Time Constants of Spin-Dependent Recombination Processes

TL;DR

This paper systematically measures and analyzes the time constants of spin-dependent recombination in semiconductors using pulsed EDMR, revealing the electron capture process and providing a rate equation model for current transients.

Contribution

It introduces a method combining optical excitation and pulsed spin manipulation to directly measure recombination and spin pair formation time constants, advancing understanding of spin-dependent processes.

Findings

Recombination time constants are measured directly.

Spin pair formation time depends on optical excitation intensity.
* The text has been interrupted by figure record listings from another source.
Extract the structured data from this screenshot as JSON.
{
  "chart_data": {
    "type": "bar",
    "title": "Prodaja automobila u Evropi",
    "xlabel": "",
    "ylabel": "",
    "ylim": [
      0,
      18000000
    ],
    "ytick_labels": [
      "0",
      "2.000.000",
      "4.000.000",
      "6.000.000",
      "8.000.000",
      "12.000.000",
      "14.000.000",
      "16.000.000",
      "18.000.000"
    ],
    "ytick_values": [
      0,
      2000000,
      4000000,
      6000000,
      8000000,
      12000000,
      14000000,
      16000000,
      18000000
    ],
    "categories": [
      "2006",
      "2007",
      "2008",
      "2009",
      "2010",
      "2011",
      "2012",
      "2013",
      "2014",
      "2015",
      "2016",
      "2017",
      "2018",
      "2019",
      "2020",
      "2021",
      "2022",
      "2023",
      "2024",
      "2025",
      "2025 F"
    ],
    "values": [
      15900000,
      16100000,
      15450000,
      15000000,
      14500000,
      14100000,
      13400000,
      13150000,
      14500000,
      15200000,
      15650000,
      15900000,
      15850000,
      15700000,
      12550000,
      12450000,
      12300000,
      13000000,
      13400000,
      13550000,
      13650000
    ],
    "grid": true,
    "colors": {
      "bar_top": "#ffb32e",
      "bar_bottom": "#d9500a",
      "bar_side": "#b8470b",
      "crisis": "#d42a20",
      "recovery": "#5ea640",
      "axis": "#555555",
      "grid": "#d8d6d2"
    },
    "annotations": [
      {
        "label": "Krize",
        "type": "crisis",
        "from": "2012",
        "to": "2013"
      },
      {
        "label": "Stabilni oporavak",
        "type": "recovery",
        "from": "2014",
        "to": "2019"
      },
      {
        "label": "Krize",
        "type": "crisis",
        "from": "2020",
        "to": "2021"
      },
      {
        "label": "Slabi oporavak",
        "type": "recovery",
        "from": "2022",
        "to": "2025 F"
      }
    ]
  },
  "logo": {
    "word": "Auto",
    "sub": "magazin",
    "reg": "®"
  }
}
Rate equations accurately model the current transients.

Abstract

We present experiments to systematically study the time constants of spin-dependent recombination processes in semiconductors using pulsed electrically detected magnetic resonance (EDMR). The combination of time-programmed optical excitation and pulsed spin manipulation allows us to directly measure the recombination time constants of electrons via localized spin pairs and the time constant of spin pair formation as a function of the optical excitation intensity. Using electron nuclear double resonance, we show that the time constant of spin pair formation is determined by an electron capture process. Based on these time constants we devise a set of rate equations to calculate the current transient after a resonant microwave pulse and compare the results with experimental data. Finally, we critically discuss the effects of different boxcar integration time intervals typically used to analyze pulsed EDMR experiments on the determination of the time constants. The experiments are performed on phosphorus-doped silicon, where EDMR via spin pairs formed by phosphorus donors and Si/SiO2 interface dangling bond defects is detected.